Make one mesh, but it will have to be a real join not just a formal one. I assume mesh join itself will weld the vertices though. The continuity is guaranteed but the swing of the tubes in 3D space may intersect unpredictably.
Recreating your mesh required Weaverbird Weave Back (Mesh From Lines). Since you have only a few mesh faces per cube face which then forms a 90 degree angle, this is actually an extreme example compared to a nice smooth MeshMachine model. I disabled slow NURBS tube making to fast preview slider changes with a mesh pipe and noticed a left out or intersecting loop at each cube corner so I deleted those and got something reasonable as a weave. An mesh octahedron or especially icosahedron is a more natural primitive for a regular mesh, since your cube has irregular triangles.
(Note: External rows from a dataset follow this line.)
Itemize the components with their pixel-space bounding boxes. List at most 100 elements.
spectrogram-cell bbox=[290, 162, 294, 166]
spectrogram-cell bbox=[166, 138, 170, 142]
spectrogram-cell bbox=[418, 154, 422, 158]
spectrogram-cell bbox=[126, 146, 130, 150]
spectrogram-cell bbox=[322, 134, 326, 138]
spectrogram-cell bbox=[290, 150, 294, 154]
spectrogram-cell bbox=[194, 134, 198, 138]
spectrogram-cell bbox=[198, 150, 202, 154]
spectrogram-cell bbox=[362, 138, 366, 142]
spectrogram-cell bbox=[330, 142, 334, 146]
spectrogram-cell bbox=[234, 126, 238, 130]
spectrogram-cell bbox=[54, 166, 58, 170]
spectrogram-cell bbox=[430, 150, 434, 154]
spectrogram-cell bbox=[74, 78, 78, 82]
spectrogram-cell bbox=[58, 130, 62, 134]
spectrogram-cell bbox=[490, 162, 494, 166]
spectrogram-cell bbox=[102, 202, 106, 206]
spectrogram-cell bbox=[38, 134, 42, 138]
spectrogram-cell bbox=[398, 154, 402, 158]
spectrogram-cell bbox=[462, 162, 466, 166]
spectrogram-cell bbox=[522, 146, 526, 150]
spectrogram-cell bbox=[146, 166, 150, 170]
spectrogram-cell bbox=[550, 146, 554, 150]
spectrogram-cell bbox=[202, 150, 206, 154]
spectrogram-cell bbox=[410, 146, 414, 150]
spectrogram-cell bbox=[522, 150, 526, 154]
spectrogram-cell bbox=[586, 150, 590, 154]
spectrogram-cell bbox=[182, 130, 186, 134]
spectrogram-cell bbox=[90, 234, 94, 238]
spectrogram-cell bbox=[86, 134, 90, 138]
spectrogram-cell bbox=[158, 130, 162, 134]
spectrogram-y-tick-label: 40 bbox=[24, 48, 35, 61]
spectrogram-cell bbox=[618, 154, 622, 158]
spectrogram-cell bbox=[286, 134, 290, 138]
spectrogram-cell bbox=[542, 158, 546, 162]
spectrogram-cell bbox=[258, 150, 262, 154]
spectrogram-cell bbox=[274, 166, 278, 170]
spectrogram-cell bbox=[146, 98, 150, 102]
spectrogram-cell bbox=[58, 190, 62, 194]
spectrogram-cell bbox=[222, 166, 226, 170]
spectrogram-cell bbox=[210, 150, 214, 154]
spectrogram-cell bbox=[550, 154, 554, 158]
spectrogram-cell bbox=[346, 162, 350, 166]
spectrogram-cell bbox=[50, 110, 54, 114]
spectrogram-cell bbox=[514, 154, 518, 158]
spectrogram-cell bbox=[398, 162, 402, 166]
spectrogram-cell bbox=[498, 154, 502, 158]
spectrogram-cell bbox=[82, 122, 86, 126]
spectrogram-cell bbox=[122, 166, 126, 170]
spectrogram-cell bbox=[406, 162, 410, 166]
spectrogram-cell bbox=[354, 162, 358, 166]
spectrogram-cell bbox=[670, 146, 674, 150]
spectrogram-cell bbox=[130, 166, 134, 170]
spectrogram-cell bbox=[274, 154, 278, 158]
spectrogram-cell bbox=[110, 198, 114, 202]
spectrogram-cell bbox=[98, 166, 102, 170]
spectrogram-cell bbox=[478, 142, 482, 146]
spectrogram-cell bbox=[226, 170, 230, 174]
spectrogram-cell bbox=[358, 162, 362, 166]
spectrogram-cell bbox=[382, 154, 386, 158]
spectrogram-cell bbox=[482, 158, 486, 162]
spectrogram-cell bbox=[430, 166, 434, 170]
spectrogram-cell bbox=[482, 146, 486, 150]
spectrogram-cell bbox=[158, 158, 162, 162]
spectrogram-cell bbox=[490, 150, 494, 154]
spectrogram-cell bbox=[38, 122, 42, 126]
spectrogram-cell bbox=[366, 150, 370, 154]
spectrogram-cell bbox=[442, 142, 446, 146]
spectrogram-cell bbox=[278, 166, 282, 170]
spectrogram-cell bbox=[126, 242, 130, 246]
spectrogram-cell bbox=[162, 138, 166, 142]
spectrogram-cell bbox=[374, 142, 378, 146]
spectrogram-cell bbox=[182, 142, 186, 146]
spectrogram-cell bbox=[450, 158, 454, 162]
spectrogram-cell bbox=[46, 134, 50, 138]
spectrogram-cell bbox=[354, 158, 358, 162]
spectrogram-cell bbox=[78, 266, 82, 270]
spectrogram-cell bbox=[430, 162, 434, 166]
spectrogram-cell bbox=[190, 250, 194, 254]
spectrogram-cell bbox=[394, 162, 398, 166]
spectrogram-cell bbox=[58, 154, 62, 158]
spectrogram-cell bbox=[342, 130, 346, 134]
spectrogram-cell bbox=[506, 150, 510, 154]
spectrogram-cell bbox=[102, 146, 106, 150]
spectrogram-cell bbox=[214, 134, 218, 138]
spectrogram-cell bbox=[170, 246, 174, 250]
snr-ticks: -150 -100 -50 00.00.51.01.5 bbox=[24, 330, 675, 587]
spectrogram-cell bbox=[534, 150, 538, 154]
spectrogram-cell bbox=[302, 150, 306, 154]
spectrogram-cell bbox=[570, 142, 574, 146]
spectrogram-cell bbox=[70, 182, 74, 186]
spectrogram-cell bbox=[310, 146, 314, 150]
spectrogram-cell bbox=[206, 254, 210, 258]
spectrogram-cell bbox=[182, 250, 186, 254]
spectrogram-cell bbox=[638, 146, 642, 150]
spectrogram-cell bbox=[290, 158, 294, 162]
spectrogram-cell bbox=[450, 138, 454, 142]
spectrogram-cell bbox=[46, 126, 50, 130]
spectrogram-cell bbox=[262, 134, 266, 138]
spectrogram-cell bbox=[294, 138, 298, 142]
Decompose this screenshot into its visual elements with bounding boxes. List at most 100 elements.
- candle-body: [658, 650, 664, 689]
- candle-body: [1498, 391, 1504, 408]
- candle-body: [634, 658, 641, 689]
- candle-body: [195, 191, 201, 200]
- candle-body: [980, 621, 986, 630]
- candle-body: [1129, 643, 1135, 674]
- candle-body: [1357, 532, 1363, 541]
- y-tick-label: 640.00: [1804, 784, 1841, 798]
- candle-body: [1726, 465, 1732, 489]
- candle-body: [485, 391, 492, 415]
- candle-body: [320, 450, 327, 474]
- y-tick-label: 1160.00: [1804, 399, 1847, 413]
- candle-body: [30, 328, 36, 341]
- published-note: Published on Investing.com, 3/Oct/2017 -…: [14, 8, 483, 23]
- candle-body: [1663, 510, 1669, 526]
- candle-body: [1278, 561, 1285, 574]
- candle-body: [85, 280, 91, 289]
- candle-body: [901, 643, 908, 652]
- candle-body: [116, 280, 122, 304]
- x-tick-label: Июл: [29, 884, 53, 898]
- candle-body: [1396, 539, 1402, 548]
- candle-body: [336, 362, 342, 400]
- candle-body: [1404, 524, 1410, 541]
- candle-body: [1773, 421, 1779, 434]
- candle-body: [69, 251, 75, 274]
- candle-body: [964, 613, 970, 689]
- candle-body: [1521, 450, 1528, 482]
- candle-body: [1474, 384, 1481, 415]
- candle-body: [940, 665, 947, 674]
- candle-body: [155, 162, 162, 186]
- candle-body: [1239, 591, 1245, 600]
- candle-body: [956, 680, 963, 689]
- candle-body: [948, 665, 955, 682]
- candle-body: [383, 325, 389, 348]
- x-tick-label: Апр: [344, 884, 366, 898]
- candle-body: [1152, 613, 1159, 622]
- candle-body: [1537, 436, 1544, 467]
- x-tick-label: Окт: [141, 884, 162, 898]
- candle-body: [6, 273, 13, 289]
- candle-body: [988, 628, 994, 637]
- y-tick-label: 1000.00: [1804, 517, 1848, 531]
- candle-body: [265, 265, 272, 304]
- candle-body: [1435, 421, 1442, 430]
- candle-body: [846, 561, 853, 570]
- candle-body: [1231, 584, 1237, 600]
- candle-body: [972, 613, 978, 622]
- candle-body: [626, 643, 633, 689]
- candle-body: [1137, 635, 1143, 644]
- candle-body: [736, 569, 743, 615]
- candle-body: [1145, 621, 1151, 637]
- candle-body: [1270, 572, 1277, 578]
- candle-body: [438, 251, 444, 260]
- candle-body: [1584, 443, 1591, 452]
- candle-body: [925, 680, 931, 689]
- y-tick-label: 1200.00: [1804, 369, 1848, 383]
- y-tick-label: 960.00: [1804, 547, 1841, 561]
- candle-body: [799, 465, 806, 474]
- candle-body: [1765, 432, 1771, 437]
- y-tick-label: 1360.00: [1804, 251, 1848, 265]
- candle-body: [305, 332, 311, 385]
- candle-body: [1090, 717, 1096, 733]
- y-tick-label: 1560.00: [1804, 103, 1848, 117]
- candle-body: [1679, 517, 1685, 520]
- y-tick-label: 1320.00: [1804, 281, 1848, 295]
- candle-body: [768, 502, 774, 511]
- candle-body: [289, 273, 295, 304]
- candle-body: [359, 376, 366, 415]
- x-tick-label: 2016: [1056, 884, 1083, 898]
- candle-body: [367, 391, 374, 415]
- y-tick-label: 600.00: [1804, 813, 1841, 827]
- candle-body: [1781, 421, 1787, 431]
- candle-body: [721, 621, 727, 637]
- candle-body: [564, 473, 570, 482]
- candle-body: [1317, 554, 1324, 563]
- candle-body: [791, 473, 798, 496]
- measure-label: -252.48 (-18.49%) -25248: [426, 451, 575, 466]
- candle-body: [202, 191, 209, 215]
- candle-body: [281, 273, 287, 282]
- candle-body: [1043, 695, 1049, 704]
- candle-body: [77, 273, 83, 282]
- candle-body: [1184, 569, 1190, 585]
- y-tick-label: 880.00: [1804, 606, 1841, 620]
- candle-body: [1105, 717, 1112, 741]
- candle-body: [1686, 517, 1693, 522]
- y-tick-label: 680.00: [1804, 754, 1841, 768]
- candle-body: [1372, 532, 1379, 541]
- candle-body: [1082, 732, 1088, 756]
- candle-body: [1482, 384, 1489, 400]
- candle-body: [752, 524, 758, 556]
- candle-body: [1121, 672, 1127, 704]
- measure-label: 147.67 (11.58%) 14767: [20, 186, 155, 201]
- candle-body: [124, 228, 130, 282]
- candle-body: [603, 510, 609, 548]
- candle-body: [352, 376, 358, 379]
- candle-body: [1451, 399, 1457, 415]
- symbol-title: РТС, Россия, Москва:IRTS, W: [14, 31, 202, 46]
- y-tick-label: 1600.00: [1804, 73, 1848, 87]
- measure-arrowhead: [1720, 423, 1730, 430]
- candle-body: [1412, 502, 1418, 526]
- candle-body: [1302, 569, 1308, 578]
An icosahedron or octahedron mesh avoids the fun mouse mirror effects that an unnaturally triangulated mesh cube suffers. Now the whole script could be revamped to do quad meshes but Rhino/Grasshopper won't give quad remeshing like it will for triangles via MeshMachine. If I was motivated it could be generalized for any polygon face size using the same connectivity rules in each of the two cases I've addressed.
I agree! there is some nice geometry happening here! I can see one of those gold baubles, on a chain, hanging around a neck!